Discussion in 'iOS Programming' started by manu chao, Mar 27, 2013.
Huh? Is this the name of an iPhone app on the app store?
I believe they're asking about this: Menial » Base 2
The OPs post was clear as mud.
I pretty much assumed that those would know about an iPad app that could edit locally stored sqlite database files would also know the Mac application Base by Menial since it is one of the best applications to edit local sqlite database files on the Mac.
Would a subject line that asked "Is there an equivalent to Lightroom (Adobe) as an iPad app?" be not crystal clear?
How would you get the sqlite db files into the app so that they're local?
The tech universe is really big. Nobody can know everything about everything. It pays to provide some context so your readers understand what you are talking about. I haven't used Base 2, and never heard of it.
What I've done is to put the files into the app bundle, then write init code that checks to see if the sql file exists. If it doesn't, I copy it from the bundle to documents. I then fall into code that opens it.
(I did this for a Core Data app that used SQL as it's backing store. I assume the same technique would work for "regular" SQLite.)
A quick search of the App Store for "sqlite" revealed 33 apps. I'll list the first 6 here:
Pocket Data - SQLite Database System FREE
Since it was free, I installed it so I could have a look. Good thing it was free.
The strength of this app is how it lets you browse the documentation. And its icon. I haven't tried the actual interaction with the database yet.
SQLite Editor $14.99
I'm not getting this for that price. Looks nice from the screenshots though. Reviewers say its buggy. Sounds like an app with an Adobe style price and Adobe style quality to go with it.
SQLite Database Console FREE
Similar to SQLite+. The console part lets you store frequently used SQL statements and rerun them at any time. It lets you transfer databases to your device over WiFi.
The following 2 apps appear to be more graphical than the previous ones. I just got them myself as I'm interested in comparing them.
This one claims to have just added an iPad UI, so this could be close to what the OP was looking for. I doesn't look like it's as nice as Base.

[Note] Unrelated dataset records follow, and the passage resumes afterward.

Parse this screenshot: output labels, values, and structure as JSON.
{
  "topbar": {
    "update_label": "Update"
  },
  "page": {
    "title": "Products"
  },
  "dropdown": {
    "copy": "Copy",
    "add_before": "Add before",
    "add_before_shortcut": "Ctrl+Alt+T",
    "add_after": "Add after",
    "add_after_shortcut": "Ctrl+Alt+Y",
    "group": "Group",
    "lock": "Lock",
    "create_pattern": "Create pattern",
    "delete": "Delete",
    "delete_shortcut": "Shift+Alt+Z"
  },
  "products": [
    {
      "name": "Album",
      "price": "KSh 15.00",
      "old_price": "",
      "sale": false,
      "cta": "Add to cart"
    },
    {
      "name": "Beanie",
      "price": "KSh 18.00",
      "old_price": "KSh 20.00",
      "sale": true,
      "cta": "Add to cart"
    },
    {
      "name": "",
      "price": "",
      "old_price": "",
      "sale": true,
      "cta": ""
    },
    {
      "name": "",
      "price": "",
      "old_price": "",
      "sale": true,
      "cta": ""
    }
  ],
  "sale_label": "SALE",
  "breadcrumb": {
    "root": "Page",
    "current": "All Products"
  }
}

SQLed - SQL Database Manager
This one looks like the nicest one with the most features. It supports file transfer via email, iTunes, and Dropbox. It also claims iPad support which I take to mean it's a universal app. The description doesn't specifically say that though. Looking forward to playing with this one.
And all this coming from somebody who used Base quite a bit but has since switched to Navicat Essentials For SQLite. Base is none-the-less a very nice app and it's clear to me why any developer would want a SQLite editor of similiar quality on their iPad or iPhone.

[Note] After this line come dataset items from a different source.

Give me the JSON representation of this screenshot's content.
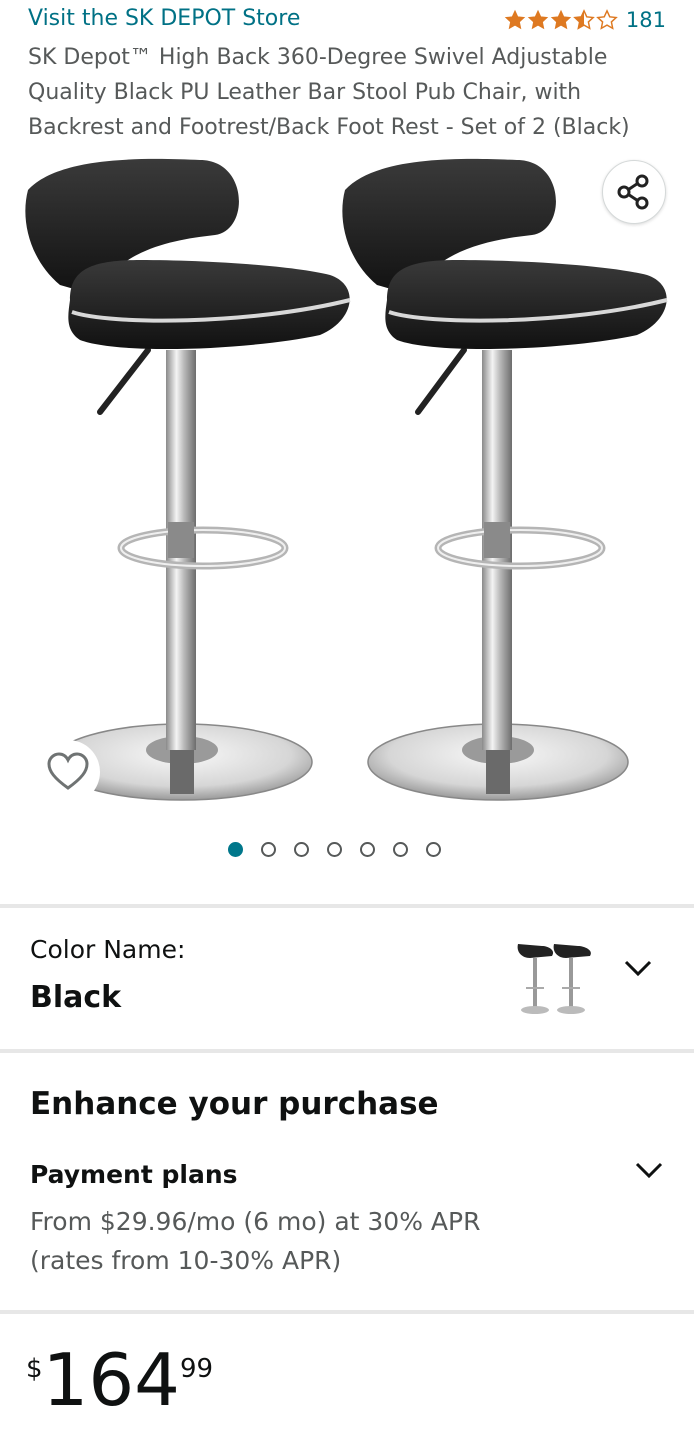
{
  "header": {
    "store_link": "Visit the SK DEPOT Store",
    "rating_stars": 3.5,
    "review_count": "181",
    "title": "SK Depot™ High Back 360-Degree Swivel Adjustable Quality Black PU Leather Bar Stool Pub Chair, with Backrest and Footrest/Back Foot Rest - Set of 2 (Black)"
  },
  "gallery": {
    "image_count": 7,
    "active_index": 0,
    "share_icon": "share-icon",
    "favorite_icon": "heart-icon"
  },
  "color": {
    "label": "Color Name:",
    "value": "Black"
  },
  "enhance": {
    "title": "Enhance your purchase",
    "payment_title": "Payment plans",
    "payment_line1": "From $29.96/mo (6 mo) at 30% APR",
    "payment_line2": "(rates from 10-30% APR)"
  },
  "price": {
    "currency": "$",
    "whole": "164",
    "fraction": "99"
  },
  "colors": {
    "link": "#007185",
    "star": "#de7921",
    "dot_active": "#00778b"
  }
}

manu chao, if you try some of these, please return and let us know if you liked any of them.
I can see where deja's question can be taken one of two ways:
1. How would you get the sqlite db files into the [sqlite editor] app so that they're local?
2. How would you get the sqlite db files into the [app that the database is intended for] app so that they're local?
For #1, I imagine all the above apps I listed let you transfer files using one or more of the following methods: email, iTunes, Dropbox, WiFi sync. In my own app that uses SQLite I have enabled iTunes file transfer so I can switch out the database seperately from rebuilding my app as the need arises.
For #2, that's exactly how I do it.
How do you get any files into any app? Either via iTunes in the Apps tab under File Sharing, or via independent WiFi sync with a companion app on the Mac (eg, Papers for Mac and Papers for iOS), via a proprietary cloud synching (eg, Simplenote) or by using any of the common tools to 'download' files from the cloud (directly from a webpage, from Dropbox, etc.).
You seem to have more luck, when I searched, I only found apps that allow you to access a hosted sqlite database (on a remote or local server). But I only looked at about nine or so before giving up (and half were found via Google and not via iTunes).
Not quite what I need, it seems to create sqlite databases only for the purpose of building a simple app on top of the database.
This seems to fit my requirements.
"Compatible with iOS 3.2-4.2", last updated in 2011. Enough said.
Not sure if this really allows the import of externally created sqlite databases or only the ones created with this particular app.
I got both (at this price, I don't care too much).
Thanks for being a better searcher and posting the results here. I'll come back to this thread once I played more with these apps.